Note 2 Please state the number of shares the proxy is authorized to act upon. If the number of shares entered (if voting is delegated to more than one proxy, the total number of shares entered on each proxy form) is less than your full voting entitlement on the share register, the voting entitlement in respect of the remaining shares is deemed to be an abstention. If this space is left blank, the proxy will be deemed as authorized to exercise your full voting entitlement. As stated in Note (3) under Item 5 headed "Other Precautions" of convocation notice for the AGM dated 3 June 2026 (the "Convocation Notice of AGM"), shareholders who intend to cast their votes in different ways (i.e. partly for and partly against a resolution) are requested to notify the Company in writing of their intention to do so and the reason therefor no later than 3 days before the AGM. Accordingly, please note that shareholders who have not submitted such notice of the intention to cast their votes in different ways to the Company may not be permitted to exercise such voting rights except for those who hold shares of the Company for and on behalf of others.

Note 3 Home or main office address and full name of the proxy are to be written in block letters. If the spaces are left blank, the chairman of the AGM shall become the proxy.

Note 4 The matters to be resolved shown here are summaries. The full text is available in the Convocation Notice of AGM.

Note 5 If you approve the relevant resolution, please put a check mark in the "For" box. If you disapprove the relevant resolution, please put a check mark in the "Against" box. If you abstain from voting any resolution, please put a check mark in the "Abstain" box. If you put check marks in none of the boxes or more than one box for a resolution, your proxy will be authorized to exercise his/her discretion as to whether and if so how he/she votes.
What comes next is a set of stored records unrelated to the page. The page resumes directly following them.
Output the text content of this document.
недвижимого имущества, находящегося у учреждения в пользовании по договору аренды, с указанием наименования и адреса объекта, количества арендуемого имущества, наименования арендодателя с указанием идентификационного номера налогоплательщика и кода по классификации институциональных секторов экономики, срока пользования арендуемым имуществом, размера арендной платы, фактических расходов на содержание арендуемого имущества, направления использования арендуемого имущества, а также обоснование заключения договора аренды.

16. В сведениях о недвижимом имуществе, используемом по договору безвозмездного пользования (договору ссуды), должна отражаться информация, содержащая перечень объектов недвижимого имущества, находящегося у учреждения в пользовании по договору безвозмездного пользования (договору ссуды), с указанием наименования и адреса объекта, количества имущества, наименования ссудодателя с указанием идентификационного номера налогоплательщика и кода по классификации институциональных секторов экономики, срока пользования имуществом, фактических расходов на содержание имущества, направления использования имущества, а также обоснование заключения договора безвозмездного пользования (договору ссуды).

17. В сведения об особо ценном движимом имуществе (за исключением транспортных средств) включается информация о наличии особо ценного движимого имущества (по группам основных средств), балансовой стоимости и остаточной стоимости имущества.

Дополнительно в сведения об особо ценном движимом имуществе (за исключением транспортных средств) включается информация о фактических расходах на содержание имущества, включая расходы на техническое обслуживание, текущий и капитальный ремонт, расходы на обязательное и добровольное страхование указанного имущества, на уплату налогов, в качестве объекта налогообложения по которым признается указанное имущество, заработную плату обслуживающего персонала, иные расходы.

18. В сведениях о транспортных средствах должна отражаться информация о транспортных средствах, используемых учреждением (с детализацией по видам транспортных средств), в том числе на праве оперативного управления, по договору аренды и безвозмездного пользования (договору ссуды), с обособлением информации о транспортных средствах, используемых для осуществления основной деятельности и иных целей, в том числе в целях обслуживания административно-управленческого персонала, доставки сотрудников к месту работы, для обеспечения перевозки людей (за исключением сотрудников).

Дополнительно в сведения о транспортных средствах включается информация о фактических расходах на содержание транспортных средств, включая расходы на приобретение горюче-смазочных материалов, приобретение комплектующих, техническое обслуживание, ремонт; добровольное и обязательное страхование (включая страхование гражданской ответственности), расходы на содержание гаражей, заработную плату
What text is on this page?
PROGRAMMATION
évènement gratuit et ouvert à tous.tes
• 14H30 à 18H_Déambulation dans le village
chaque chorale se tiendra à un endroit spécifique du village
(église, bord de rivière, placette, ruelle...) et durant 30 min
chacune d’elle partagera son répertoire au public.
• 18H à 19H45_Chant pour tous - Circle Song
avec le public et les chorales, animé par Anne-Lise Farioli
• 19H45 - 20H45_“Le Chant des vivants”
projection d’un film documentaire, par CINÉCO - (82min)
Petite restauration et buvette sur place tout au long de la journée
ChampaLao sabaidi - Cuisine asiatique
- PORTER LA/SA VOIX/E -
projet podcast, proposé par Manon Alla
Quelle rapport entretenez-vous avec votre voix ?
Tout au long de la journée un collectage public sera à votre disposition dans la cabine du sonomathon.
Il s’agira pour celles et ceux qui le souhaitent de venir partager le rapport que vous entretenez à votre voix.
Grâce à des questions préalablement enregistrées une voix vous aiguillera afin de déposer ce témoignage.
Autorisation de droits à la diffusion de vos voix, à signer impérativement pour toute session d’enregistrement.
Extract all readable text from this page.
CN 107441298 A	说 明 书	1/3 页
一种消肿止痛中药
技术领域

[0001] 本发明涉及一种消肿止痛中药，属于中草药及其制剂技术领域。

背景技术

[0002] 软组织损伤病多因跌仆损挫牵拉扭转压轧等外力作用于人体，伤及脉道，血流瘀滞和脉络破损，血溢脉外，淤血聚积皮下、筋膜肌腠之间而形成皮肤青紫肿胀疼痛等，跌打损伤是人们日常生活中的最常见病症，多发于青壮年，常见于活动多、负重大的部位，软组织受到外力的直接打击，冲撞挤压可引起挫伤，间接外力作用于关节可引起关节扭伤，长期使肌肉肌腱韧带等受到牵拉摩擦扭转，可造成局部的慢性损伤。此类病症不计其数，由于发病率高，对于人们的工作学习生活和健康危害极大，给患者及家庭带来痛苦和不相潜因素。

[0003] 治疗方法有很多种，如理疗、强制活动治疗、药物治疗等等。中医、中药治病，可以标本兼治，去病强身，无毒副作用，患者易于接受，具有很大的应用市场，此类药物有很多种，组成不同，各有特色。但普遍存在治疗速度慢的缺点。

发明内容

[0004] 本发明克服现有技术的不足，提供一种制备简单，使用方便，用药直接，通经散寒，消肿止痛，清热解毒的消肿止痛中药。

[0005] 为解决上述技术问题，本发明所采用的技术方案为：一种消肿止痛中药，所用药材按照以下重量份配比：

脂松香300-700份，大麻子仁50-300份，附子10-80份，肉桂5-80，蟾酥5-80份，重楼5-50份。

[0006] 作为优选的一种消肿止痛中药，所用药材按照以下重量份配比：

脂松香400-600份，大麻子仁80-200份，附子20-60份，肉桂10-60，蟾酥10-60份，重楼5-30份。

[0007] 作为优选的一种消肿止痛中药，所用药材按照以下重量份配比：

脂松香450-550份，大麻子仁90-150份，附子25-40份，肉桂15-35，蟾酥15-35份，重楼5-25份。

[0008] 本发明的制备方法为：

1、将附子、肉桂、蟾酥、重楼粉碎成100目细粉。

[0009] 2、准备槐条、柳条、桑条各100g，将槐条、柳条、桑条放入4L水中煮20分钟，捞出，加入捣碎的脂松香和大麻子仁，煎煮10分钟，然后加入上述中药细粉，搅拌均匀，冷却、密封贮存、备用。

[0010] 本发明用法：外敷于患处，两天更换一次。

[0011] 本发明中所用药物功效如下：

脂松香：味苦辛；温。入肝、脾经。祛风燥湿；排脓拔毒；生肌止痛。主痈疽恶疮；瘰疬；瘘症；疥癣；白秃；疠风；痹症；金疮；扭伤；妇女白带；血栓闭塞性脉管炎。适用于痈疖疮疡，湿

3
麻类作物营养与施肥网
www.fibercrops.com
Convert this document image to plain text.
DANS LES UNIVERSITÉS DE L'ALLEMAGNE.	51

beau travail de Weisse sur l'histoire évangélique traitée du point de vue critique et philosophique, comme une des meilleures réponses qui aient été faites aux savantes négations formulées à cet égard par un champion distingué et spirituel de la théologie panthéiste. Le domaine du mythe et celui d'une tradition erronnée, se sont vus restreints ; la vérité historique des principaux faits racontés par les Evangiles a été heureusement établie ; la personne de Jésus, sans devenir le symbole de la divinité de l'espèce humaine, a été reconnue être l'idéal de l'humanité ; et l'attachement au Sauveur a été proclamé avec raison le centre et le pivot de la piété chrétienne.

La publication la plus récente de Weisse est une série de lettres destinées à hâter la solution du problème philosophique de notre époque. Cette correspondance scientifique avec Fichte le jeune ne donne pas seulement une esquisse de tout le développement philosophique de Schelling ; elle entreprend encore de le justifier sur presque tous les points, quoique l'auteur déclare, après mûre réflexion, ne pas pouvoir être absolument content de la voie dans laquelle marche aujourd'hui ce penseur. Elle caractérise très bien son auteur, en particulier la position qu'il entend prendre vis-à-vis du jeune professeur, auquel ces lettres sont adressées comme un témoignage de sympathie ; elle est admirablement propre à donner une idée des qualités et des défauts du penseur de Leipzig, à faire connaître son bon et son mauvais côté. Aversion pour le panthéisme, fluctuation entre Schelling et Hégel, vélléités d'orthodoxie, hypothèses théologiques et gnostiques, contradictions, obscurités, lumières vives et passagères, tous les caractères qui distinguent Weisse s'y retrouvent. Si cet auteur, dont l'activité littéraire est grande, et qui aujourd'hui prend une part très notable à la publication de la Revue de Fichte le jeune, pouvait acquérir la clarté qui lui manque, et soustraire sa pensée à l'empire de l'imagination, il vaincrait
The same decision will apply to the resolutions proposed in accordance with the laws and regulations to the AGM other than those stated in the Convocation Notice of AGM. Abstained votes will be counted towards the total number of votes cast in the relevant resolutions but excluded from the number of votes for or against the relevant resolutions.

Note 6 Please make sure that the shareholder himself/herself signs this proxy form. However, if the shareholder is a corporation, the person registered in advance as the signatory must sign this proxy form, or the representative of the corporation must sign or affix his/her name and seal.

Note 7 If your shares are held jointly with others, signature of the person exercising the voting rights of whom the Company has been notified in advance will be enough, but filling in the names of individual or entity and home or main office address of all the joint shareholders is required.

Note 8 Proxies are advised to submit the proxy form (signed and completed by the shareholder in accordance with the above Notes 1 to 7) to the reception desk of the AGM on the day thereof. If the shareholder completed the proxy form but left the proxy's name and address blank, please send the proxy form by mail to the location of the AGM no later than the day thereof OR deposit at the Company's share registrar, Computershare Hong Kong Investor Services Limited, at 17M Floor, Hopewell Centre, 183 Queen's Road East, Wan Chai, Hong Kong not less than 48 hours before the time appointed for holding the AGM.

Note 9 Proxies do not need to be a shareholder of the Company.

Note 10 Completion and return of this proxy form will not preclude you from attending and voting in person at the AGM thereof if you so wish, and in such case, this proxy form will be deemed to be revoked.